Lewis pursed his lips and paused before answering, “Yes.”

The deputy chief said he had once recommended that a member of the police force be demoted after getting into an off-duty alcohol-fueled confrontation. The same employee previously had been arrested on suspicion of driving while intoxicated, Lewis said.

Despite that, “my recommendation wasn’t taken,” he said.

Lennemann then inquired about Lewis’ 20-year history at the department, asking specifically about a seminar in Las Vegas years ago that the agency paid Lewis to attend.

“Isn’t it true that you missed the first day of that seminar because you and [police Officer] Damon Psaros were out at the Olympic Gardens strip club and hung over?” Lennemann asked.

Lewis replied that he remembered going to the club but not missing a day of the seminar.

“In retrospect, I shouldn’t have behaved that way,” Lewis said.

When Lennemann pressed, Lewis added that he should have told his superiors what happened.

If Lewis had missed part of the event, “that could be a theft of time, correct?” Lennemann said.

“It could be interpreted that way,” Lewis replied.

According to Lewis’ testimony, Hougan is the only police employee he has ever recommended for termination.
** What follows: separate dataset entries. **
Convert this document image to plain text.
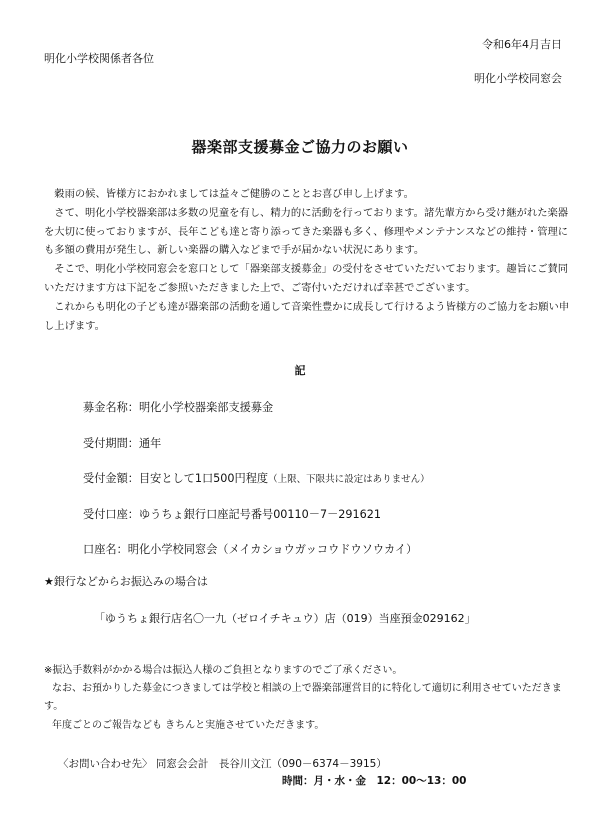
令和6年4月吉日
明化小学校関係者各位
明化小学校同窓会
器楽部支援募金ご協力のお願い

穀雨の候、皆様方におかれましては益々ご健勝のこととお喜び申し上げます。

さて、明化小学校器楽部は多数の児童を有し、精力的に活動を行っております。諸先輩方から受け継がれた楽器を大切に使っておりますが、長年こども達と寄り添ってきた楽器も多く、修理やメンテナンスなどの維持・管理にも多額の費用が発生し、新しい楽器の購入などまで手が届かない状況にあります。

そこで、明化小学校同窓会を窓口として「器楽部支援募金」の受付をさせていただいております。趣旨にご賛同いただけます方は下記をご参照いただきました上で、ご寄付いただければ幸甚でございます。

これからも明化の子ども達が器楽部の活動を通して音楽性豊かに成長して行けるよう皆様方のご協力をお願い申し上げます。

記
募金名称：明化小学校器楽部支援募金
受付期間：通年
受付金額：目安として1口500円程度（上限、下限共に設定はありません）
受付口座：ゆうちょ銀行口座記号番号00110－7－291621
口座名：明化小学校同窓会（メイカショウガッコウドウソウカイ）
★銀行などからお振込みの場合は
「ゆうちょ銀行店名〇一九（ゼロイチキュウ）店（019）当座預金029162」

※振込手数料がかかる場合は振込人様のご負担となりますのでご了承ください。

なお、お預かりした募金につきましては学校と相談の上で器楽部運営目的に特化して適切に利用させていただきます。

年度ごとのご報告なども きちんと実施させていただきます。

〈お問い合わせ先〉 同窓会会計　長谷川文江（090－6374－3915）
時間：月・水・金　12：00～13：00
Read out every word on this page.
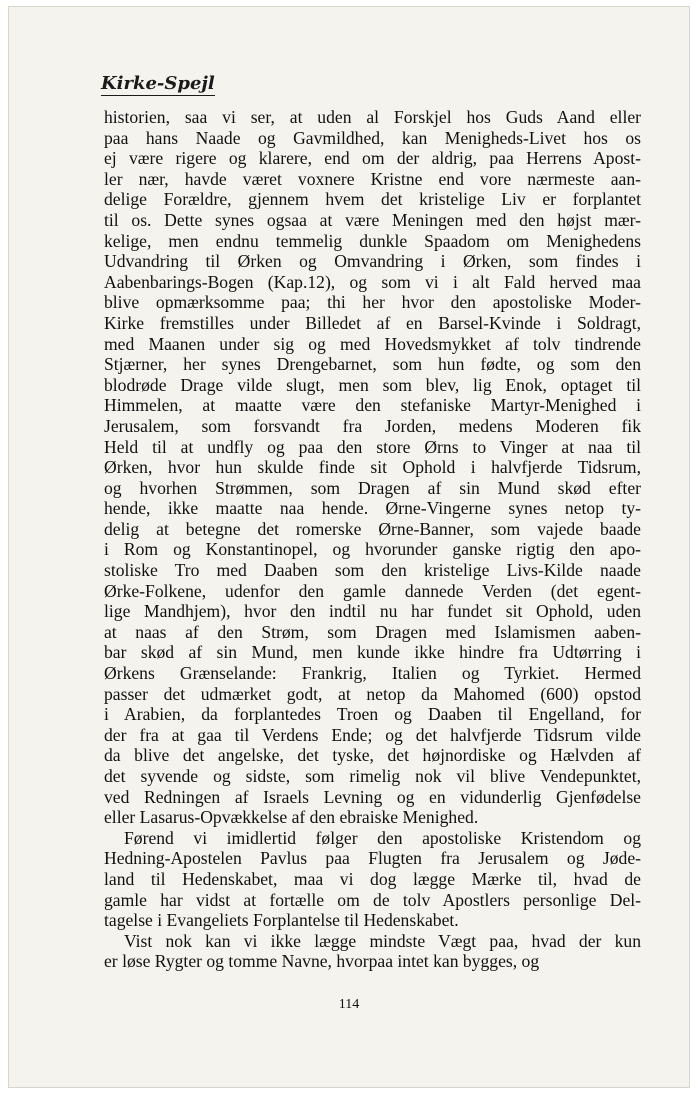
Kirke-Spejl
historien, saa vi ser, at uden al Forskjel hos Guds Aand eller
paa hans Naade og Gavmildhed, kan Menigheds-Livet hos os
ej være rigere og klarere, end om der aldrig, paa Herrens Apost-
ler nær, havde været voxnere Kristne end vore nærmeste aan-
delige Forældre, gjennem hvem det kristelige Liv er forplantet
til os. Dette synes ogsaa at være Meningen med den højst mær-
kelige, men endnu temmelig dunkle Spaadom om Menighedens
Udvandring til Ørken og Omvandring i Ørken, som findes i
Aabenbarings-Bogen (Kap.12), og som vi i alt Fald herved maa
blive opmærksomme paa; thi her hvor den apostoliske Moder-
Kirke fremstilles under Billedet af en Barsel-Kvinde i Soldragt,
med Maanen under sig og med Hovedsmykket af tolv tindrende
Stjærner, her synes Drengebarnet, som hun fødte, og som den
blodrøde Drage vilde slugt, men som blev, lig Enok, optaget til
Himmelen, at maatte være den stefaniske Martyr-Menighed i
Jerusalem, som forsvandt fra Jorden, medens Moderen fik
Held til at undfly og paa den store Ørns to Vinger at naa til
Ørken, hvor hun skulde finde sit Ophold i halvfjerde Tidsrum,
og hvorhen Strømmen, som Dragen af sin Mund skød efter
hende, ikke maatte naa hende. Ørne-Vingerne synes netop ty-
delig at betegne det romerske Ørne-Banner, som vajede baade
i Rom og Konstantinopel, og hvorunder ganske rigtig den apo-
stoliske Tro med Daaben som den kristelige Livs-Kilde naade
Ørke-Folkene, udenfor den gamle dannede Verden (det egent-
lige Mandhjem), hvor den indtil nu har fundet sit Ophold, uden
at naas af den Strøm, som Dragen med Islamismen aaben-
bar skød af sin Mund, men kunde ikke hindre fra Udtørring i
Ørkens Grænselande: Frankrig, Italien og Tyrkiet. Hermed
passer det udmærket godt, at netop da Mahomed (600) opstod
i Arabien, da forplantedes Troen og Daaben til Engelland, for
der fra at gaa til Verdens Ende; og det halvfjerde Tidsrum vilde
da blive det angelske, det tyske, det højnordiske og Hælvden af
det syvende og sidste, som rimelig nok vil blive Vendepunktet,
ved Redningen af Israels Levning og en vidunderlig Gjenfødelse
eller Lasarus-Opvækkelse af den ebraiske Menighed.
Førend vi imidlertid følger den apostoliske Kristendom og
Hedning-Apostelen Pavlus paa Flugten fra Jerusalem og Jøde-
land til Hedenskabet, maa vi dog lægge Mærke til, hvad de
gamle har vidst at fortælle om de tolv Apostlers personlige Del-
tagelse i Evangeliets Forplantelse til Hedenskabet.
Vist nok kan vi ikke lægge mindste Vægt paa, hvad der kun
er løse Rygter og tomme Navne, hvorpaa intet kan bygges, og
114
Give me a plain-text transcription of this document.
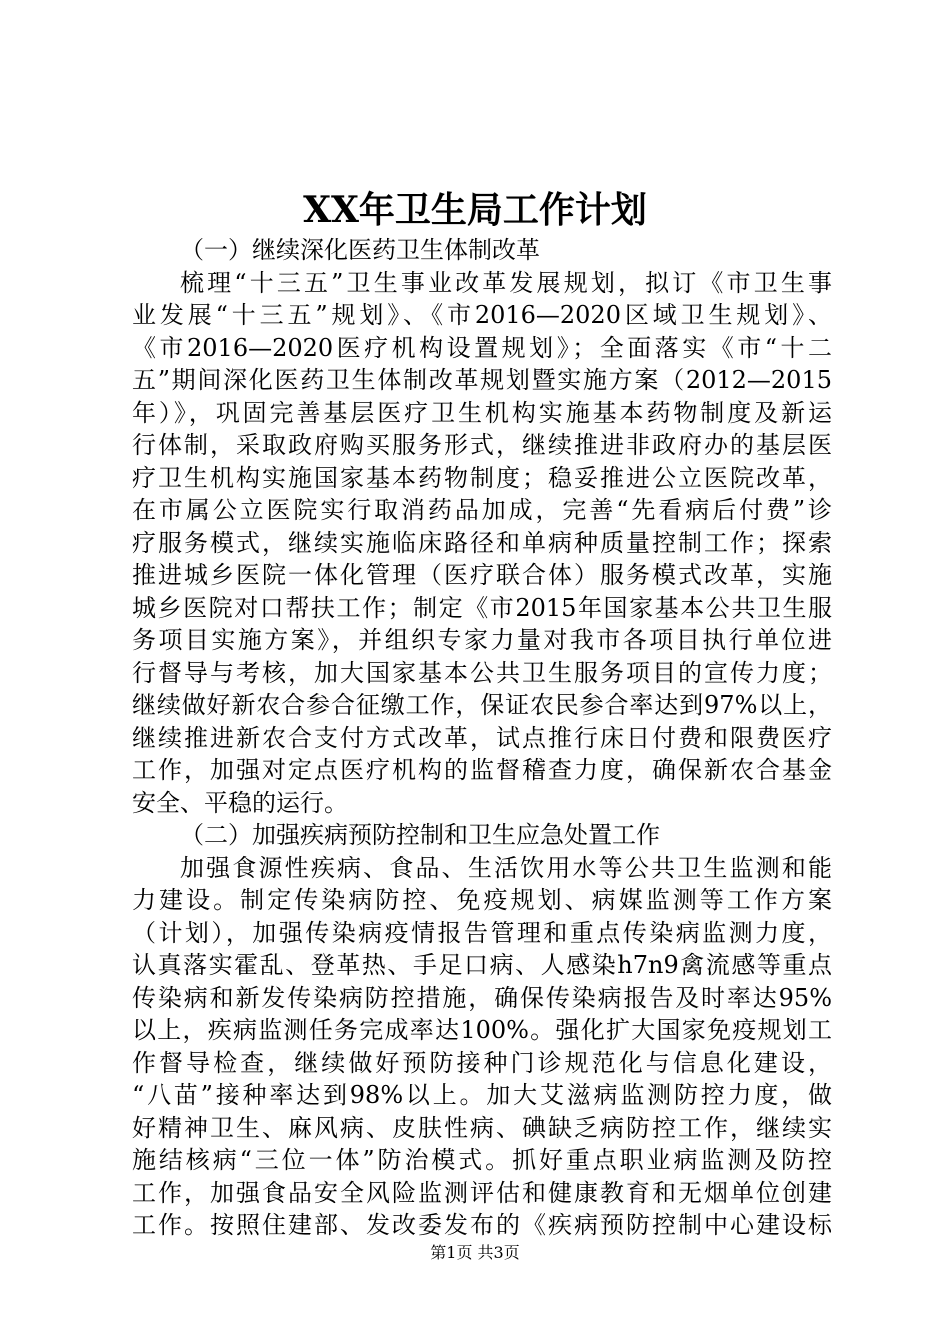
XX年卫生局工作计划
（一）继续深化医药卫生体制改革
梳理“十三五”卫生事业改革发展规划，拟订《市卫生事
业发展“十三五”规划》、《市2016—2020区域卫生规划》、
《市2016—2020医疗机构设置规划》；全面落实《市“十二
五”期间深化医药卫生体制改革规划暨实施方案（2012—2015
年）》，巩固完善基层医疗卫生机构实施基本药物制度及新运
行体制，采取政府购买服务形式，继续推进非政府办的基层医
疗卫生机构实施国家基本药物制度；稳妥推进公立医院改革，
在市属公立医院实行取消药品加成，完善“先看病后付费”诊
疗服务模式，继续实施临床路径和单病种质量控制工作；探索
推进城乡医院一体化管理（医疗联合体）服务模式改革，实施
城乡医院对口帮扶工作；制定《市2015年国家基本公共卫生服
务项目实施方案》，并组织专家力量对我市各项目执行单位进
行督导与考核，加大国家基本公共卫生服务项目的宣传力度；
继续做好新农合参合征缴工作，保证农民参合率达到97%以上，
继续推进新农合支付方式改革，试点推行床日付费和限费医疗
工作，加强对定点医疗机构的监督稽查力度，确保新农合基金
安全、平稳的运行。
（二）加强疾病预防控制和卫生应急处置工作
加强食源性疾病、食品、生活饮用水等公共卫生监测和能
力建设。制定传染病防控、免疫规划、病媒监测等工作方案
（计划），加强传染病疫情报告管理和重点传染病监测力度，
认真落实霍乱、登革热、手足口病、人感染h7n9禽流感等重点
传染病和新发传染病防控措施，确保传染病报告及时率达95%
以上，疾病监测任务完成率达100%。强化扩大国家免疫规划工
作督导检查，继续做好预防接种门诊规范化与信息化建设，
“八苗”接种率达到98%以上。加大艾滋病监测防控力度，做
好精神卫生、麻风病、皮肤性病、碘缺乏病防控工作，继续实
施结核病“三位一体”防治模式。抓好重点职业病监测及防控
工作，加强食品安全风险监测评估和健康教育和无烟单位创建
工作。按照住建部、发改委发布的《疾病预防控制中心建设标
第1页 共3页
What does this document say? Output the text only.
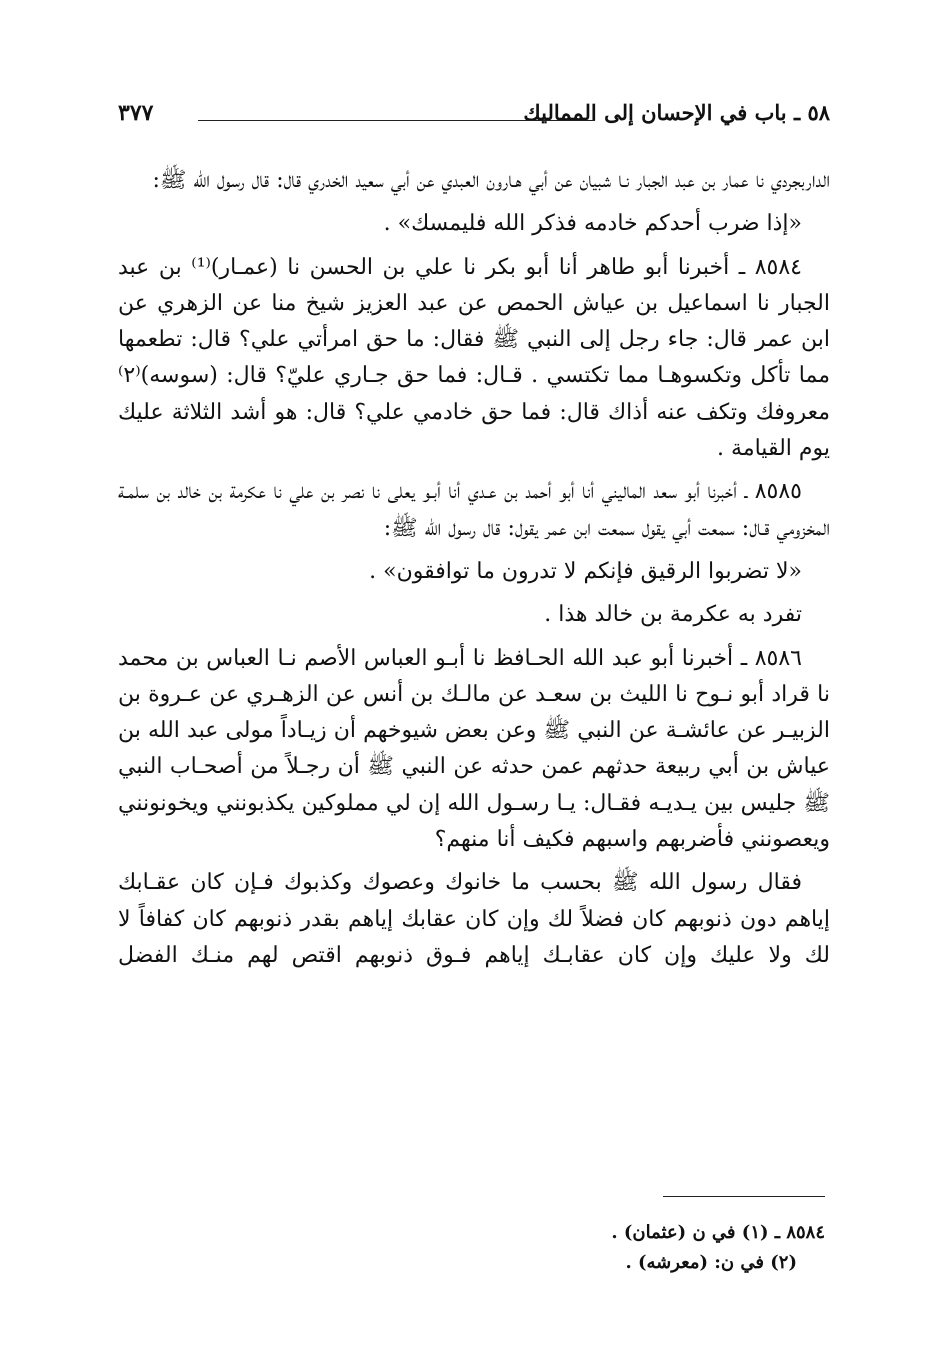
٥٨ ـ باب في الإحسان إلى المماليك
٣٧٧

الداربجردي نا عمار بن عبد الجبار نـا شبيان عن أبي هـارون العبدي عن أبي سعيد الخدري قال: قال رسول الله ﷺ:

«إذا ضرب أحدكم خادمه فذكر الله فليمسك» .

٨٥٨٤ ـ أخبرنا أبو طاهر أنا أبو بكر نا علي بن الحسن نا (عمـار)⁽¹⁾ بن عبد الجبار نا اسماعيل بن عياش الحمص عن عبد العزيز شيخ منا عن الزهري عن ابن عمر قال: جاء رجل إلى النبي ﷺ فقال: ما حق امرأتي علي؟ قال: تطعمها مما تأكل وتكسوهـا مما تكتسي . قـال: فما حق جـاري عليّ؟ قال: (سوسه)⁽٢⁾ معروفك وتكف عنه أذاك قال: فما حق خادمي علي؟ قال: هو أشد الثلاثة عليك يوم القيامة .

٨٥٨٥ ـ أخبرنا أبو سعد الماليني أنا أبو أحمد بن عـدي أنا أبـو يعلى نا نصر بن علي نا عكرمة بن خالد بن سلمـة المخزومي قـال: سمعت أبي يقول سمعت ابن عمر يقول: قال رسول الله ﷺ:

«لا تضربوا الرقيق فإنكم لا تدرون ما توافقون» .

تفرد به عكرمة بن خالد هذا .

٨٥٨٦ ـ أخبرنا أبو عبد الله الحـافظ نا أبـو العباس الأصم نـا العباس بن محمد نا قراد أبو نـوح نا الليث بن سعـد عن مالـك بن أنس عن الزهـري عن عـروة بن الزبيـر عن عائشـة عن النبي ﷺ وعن بعض شيوخهم أن زيـاداً مولى عبد الله بن عياش بن أبي ربيعة حدثهم عمن حدثه عن النبي ﷺ أن رجـلاً من أصحـاب النبي ﷺ جليس بين يـديـه فقـال: يـا رسـول الله إن لي مملوكين يكذبونني ويخونونني ويعصونني فأضربهم واسبهم فكيف أنا منهم؟

فقال رسول الله ﷺ بحسب ما خانوك وعصوك وكذبوك فـإن كان عقـابك إياهم دون ذنوبهم كان فضلاً لك وإن كان عقابك إياهم بقدر ذنوبهم كان كفافاً لا لك ولا عليك وإن كان عقابـك إياهم فـوق ذنوبهم اقتص لهم منـك الفضل

٨٥٨٤ ـ (١) في ن (عثمان) .
(٢) في ن: (معرشه) .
Lewis was a lieutenant at the time of the recommendation in 2012.

When Lennemann asked for reasons why Hougan deserved to be fired, Lewis said she disobeyed an order not to talk about a private disciplinary hearing, used her work email account to send profanity-laced messages to her husband, was a disruptive presence in the dispatch center and made disparaging comments about the chief of police.

Hougan’s lawsuit claims that department managers targeted her because she is a woman and because of her husband’s testimony in the 2009 trial, in which a sergeant won a $1.2-million judgment based on allegations that he was unfairly passed over for promotions because of false rumors that he was gay.

John Hougan was fired in 2011. His own wrongful-termination lawsuit is awaiting trial.

According to testimony in Christine Hougan’s case, police officials said they fired John Hougan because he would spend up to an hour a day looking up pornography on computers at work.